I am attempting to compare two directories and then update the log file after determining what files are different between the two, but I keep getting error messages saying that it expects an integer result in the line [ if $userinput -eq $userinput.log ]. Is there a way to compare these two that I am missing? Here is the script I have written.

userinput=$1
if [ ! -d "$userinput" ];
then
        echo "Usage: dirlog.sh directory_name" 1>&2
        exit 0
else
        if [ ! -f "$userinput.log" ];
        then
                ls -l > $userinput.log
                echo ".logfile created for $userinput"
        elif [ -f "$userinput.log" ];
        then
                if [ $userinput -eq $userinput.log  ]; #if they are different
                then
                        differences=diff -rq $userinput $userinput.log
                        for file in $differences
                        do
                                echo "$file missing from directory $userinput"
                        done
                else
                        echo "no files missing from directory $userinput"
                fi
                #Update this no matter what
                ls -l > $userinput.log
                echo "logfile updated for directory $userinput"
        fi
fi

Answer 1

You can compare two directories with the diff -r command. This will show you all files that differ, which files are missing from one directory to another. The --brief option or --summary option will simply list the differences and not the content of the files.

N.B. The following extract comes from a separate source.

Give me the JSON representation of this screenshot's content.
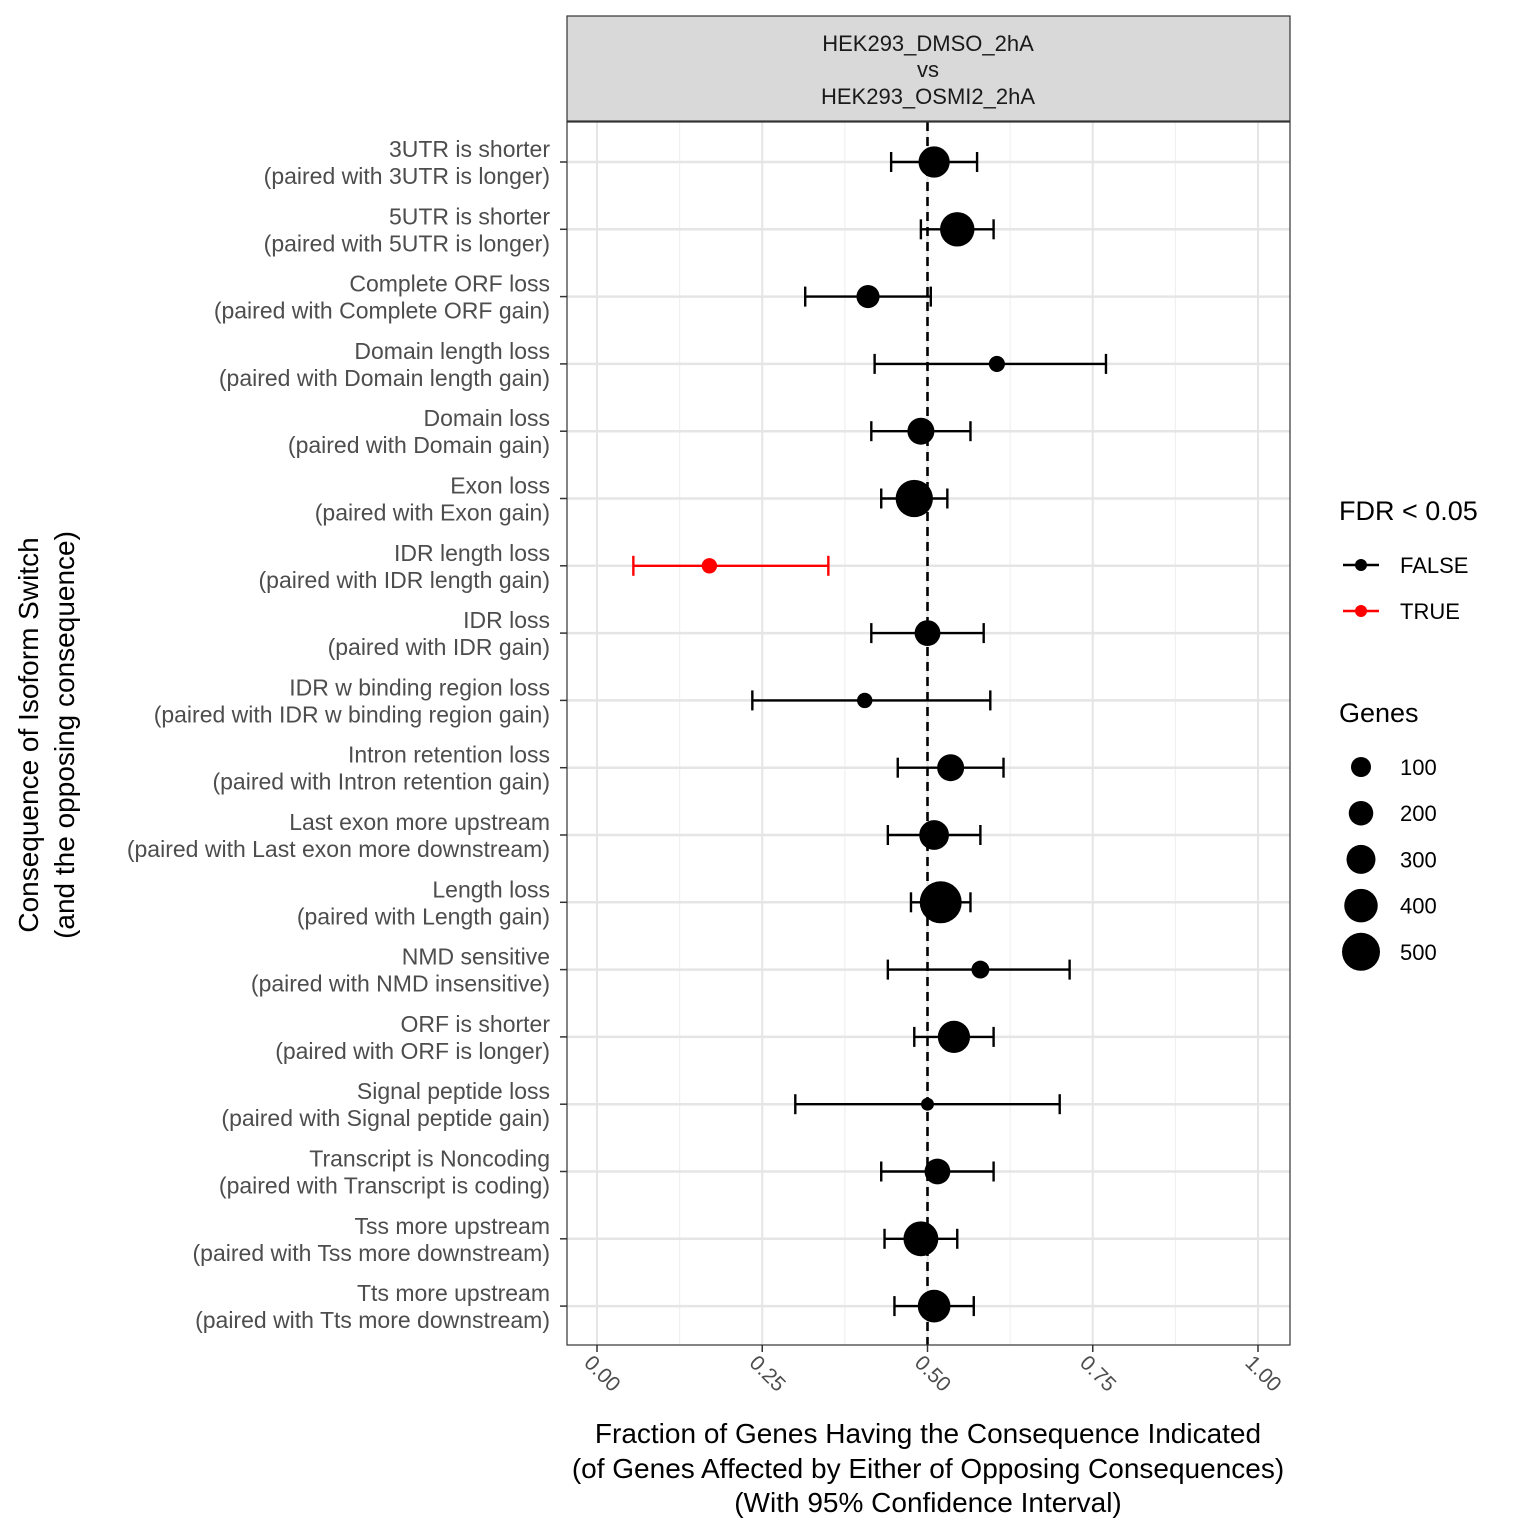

Now, about your if [ $userinput -eq $userinput.log ]; ...

In shell, a variable could hold numeric or could hold alphanumeric data. Let's take something like this:

foo="0456"
bar="456"

In the above, $foo and $bar could be strings or numbers. If I think of them as numbers, they're equal. However, if they are strings, they're not equal.

Here's another example:

foo="123"
bar="45"

Which is greater? Again, it depends whether $foo and $bar are being treated as strings or numbers. If I treat them numerically $foo is greater. However, if I treat them as text strings, $bar is greater because the first character of $bar which is 4 comes after the first character of $foo , 1 .

So, how does bash know whether I want numeric or string comparison? Simple, Bash provides me with two different sets of comparison operators. One is for strings and one is for text:

                    String   Numeric
                    ------   -------
Equals                =       -eq
Greater Than          >       -gt
Less Than             <       -lt
Not equals           !=       -ne
Greater Than/Equals  >=       -ge
Less Than/Equals     <=       -le

In your case, you want to compare two strings and you're using -eq . This is why you're getting the error that the -eq operator expects numeric results. By the way, if you're using Bash or Kornshell, you should go ahead and use the doubled square brackets [[ ... ]] . These are less error prone and have a few more nice features such as pattern matching:

if [[ $userinput == "$userinput.log" ]]

However, I really recommend you to use he diff -r --brief command for comparing two directories.